Sobre a conceituação de privacidade, portanto, pode-se dizer que o seu entendimento varia de acordo com o sentido relativo e subjetivo de espaço e tempo, sendo que o legislador distinguiu vida privada e intimidade, porém sabe-se que a intimidade do cidadão é a sua vida privada, no recesso de seu lar. (CRETELLA JUNIOR, 1989)

Por isso a dificuldade em se conceituar o instituto. Alguns autores diferenciam, no entanto, a vida privada e a intimidade, tendo a intimidade um caráter mais restrito do que a vida privada. A intimidade, portanto, possui um núcleo mais restrito, uma privacidade qualificada, numa esfera mais profunda, sendo vedada a intromissão, tanto pelo Poder Público quanto pela sociedade, sendo inviolável se assim o indivíduo desejar. (SERRANO, 1997)

Entretanto, a distinção entre intimidade e privacidade torna-se, na visão de alguns doutrinadores, uma discussão meramente acadêmica, posto que o fato de o dispositivo constitucional ser extremamente abrangente pode levar, num primeiro momento, ao entendimento de que tratam-se de direitos diversos. Porém, essa parcela da doutrina afirma que a Constituição foi redundante, não havendo necessidade de distinção entre um e outro conceito. (LEONARDI, 2012)
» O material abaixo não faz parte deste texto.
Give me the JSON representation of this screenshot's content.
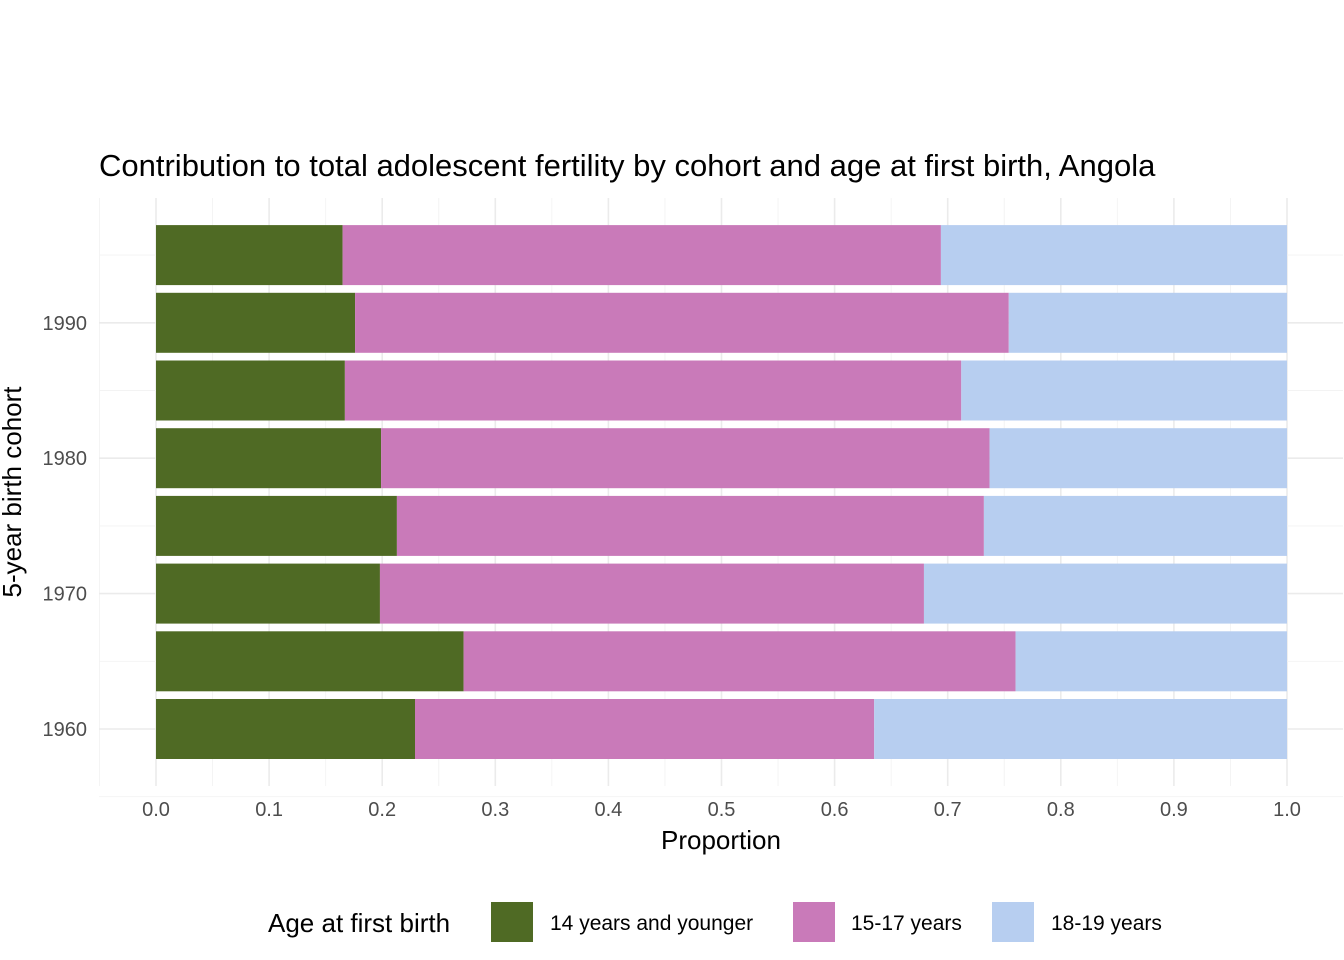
{
  "chart_data": {
    "type": "bar",
    "orientation": "horizontal",
    "stacked": true,
    "title": "Contribution to total adolescent fertility by cohort and age at first birth,  Angola",
    "xlabel": "Proportion",
    "ylabel": "5-year birth cohort",
    "xlim": [
      0,
      1
    ],
    "x_ticks": [
      "0.0",
      "0.1",
      "0.2",
      "0.3",
      "0.4",
      "0.5",
      "0.6",
      "0.7",
      "0.8",
      "0.9",
      "1.0"
    ],
    "categories": [
      1960,
      1965,
      1970,
      1975,
      1980,
      1985,
      1990,
      1995
    ],
    "y_tick_labels": [
      {
        "category": 1960,
        "label": "1960"
      },
      {
        "category": 1970,
        "label": "1970"
      },
      {
        "category": 1980,
        "label": "1980"
      },
      {
        "category": 1990,
        "label": "1990"
      }
    ],
    "series": [
      {
        "name": "14 years and younger",
        "color": "#4f6a24",
        "values": [
          0.229,
          0.272,
          0.198,
          0.213,
          0.199,
          0.167,
          0.176,
          0.165
        ]
      },
      {
        "name": "15-17 years",
        "color": "#c97ab9",
        "values": [
          0.406,
          0.488,
          0.481,
          0.519,
          0.538,
          0.545,
          0.578,
          0.529
        ]
      },
      {
        "name": "18-19 years",
        "color": "#b7cef0",
        "values": [
          0.365,
          0.24,
          0.321,
          0.268,
          0.263,
          0.288,
          0.246,
          0.306
        ]
      }
    ],
    "grid": true,
    "legend": {
      "title": "Age at first birth",
      "position": "bottom"
    }
  }
}
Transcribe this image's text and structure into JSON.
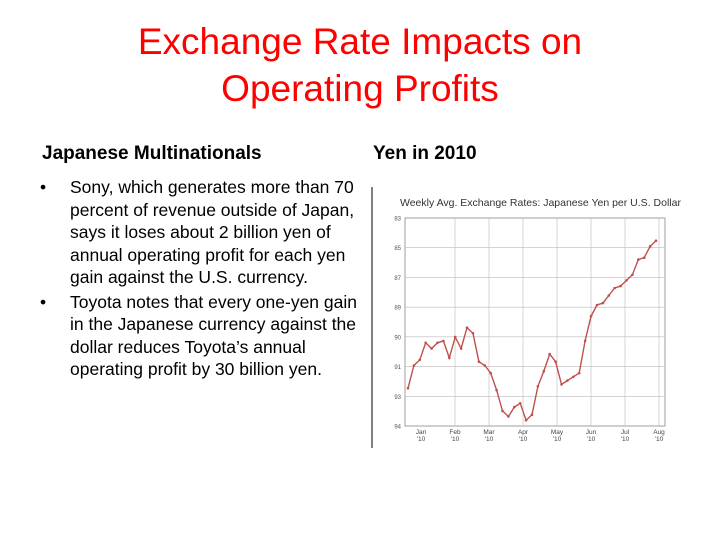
{
  "slide": {
    "title_line1": "Exchange Rate Impacts on",
    "title_line2": "Operating Profits",
    "left_heading": "Japanese Multinationals",
    "right_heading": "Yen in 2010",
    "bullets": [
      "Sony, which generates more than 70 percent of revenue outside of Japan, says it loses about 2 billion yen of annual operating profit for each yen gain against the U.S. currency.",
      "Toyota notes that every one-yen gain in the Japanese currency against the dollar reduces Toyota’s annual operating profit by 30 billion yen."
    ]
  },
  "chart_data": {
    "type": "line",
    "title": "Weekly Avg. Exchange Rates: Japanese Yen per U.S. Dollar",
    "ylim": [
      94,
      83
    ],
    "yticks": [
      "83",
      "85",
      "87",
      "89",
      "90",
      "91",
      "93",
      "94"
    ],
    "xticks": [
      {
        "label": "Jan",
        "sub": "'10"
      },
      {
        "label": "Feb",
        "sub": "'10"
      },
      {
        "label": "Mar",
        "sub": "'10"
      },
      {
        "label": "Apr",
        "sub": "'10"
      },
      {
        "label": "May",
        "sub": "'10"
      },
      {
        "label": "Jun",
        "sub": "'10"
      },
      {
        "label": "Jul",
        "sub": "'10"
      },
      {
        "label": "Aug",
        "sub": "'10"
      }
    ],
    "grid": true,
    "line_color": "#c0504d",
    "series": [
      {
        "values": [
          92.0,
          90.8,
          90.5,
          89.6,
          89.9,
          89.6,
          89.5,
          90.4,
          89.3,
          89.9,
          88.8,
          89.1,
          90.6,
          90.8,
          91.2,
          92.1,
          93.2,
          93.5,
          93.0,
          92.8,
          93.7,
          93.4,
          91.9,
          91.1,
          90.2,
          90.6,
          91.8,
          91.6,
          91.4,
          91.2,
          89.5,
          88.2,
          87.6,
          87.5,
          87.1,
          86.7,
          86.6,
          86.3,
          86.0,
          85.2,
          85.1,
          84.5,
          84.2
        ]
      }
    ]
  }
}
Em síntese, o emprego dessas expressões – intimidade e vida privada – tem como finalidade impedir que divisões conceituais formuladas pela doutrina pudessem fazer escapar do âmbito da proteção constitucional “fração ou terreno demarcado da vida das pessoas”, possibilitando assim a mais ampla tutela, independentemente da distinção entre os conceitos de intimidade e vida privada. (LEONARDI, 2012, p. 83)

Sem a preocupação de distinguir vida privada e intimidade, posto que parece ser mais adequada a posição de que a discussão tem importância acadêmica e não prática – e ambos os institutos pertencerem aos direitos da personalidade –, importante destacar que a inviolabilidade da privacidade compreende o seu direito ao recato, ao isolamento, no convívio com a própria individualidade, como salienta Costa Junior: “Na vida privada, cogita-se da inviolabilidade da personalidade dentro de seu retiro, em seu mundo particular, à margem da vida exterior. Trata-se do cidadão na intimidade ou no recato, em seu isolamento moral, convivendo com a própria individualidade.” (COSTA JUNIOR, 1995, p. 221)

Desta forma, independente de se adotar uma distinção entre vida privada e intimidade, fato é que a privacidade – e tudo que a expressão possa abranger na esfera jurídica – é um direito fundamental, não sendo concebida a sua injusta violação. Entretanto, a facilidade com que a privacidade pode ser violada nos dias de hoje, especialmente no espaço virtual, de certa forma, banaliza a necessidade de proteção, o que também não se pode admitir. Essa questão será analisada no item 2.2 desta pesquisa.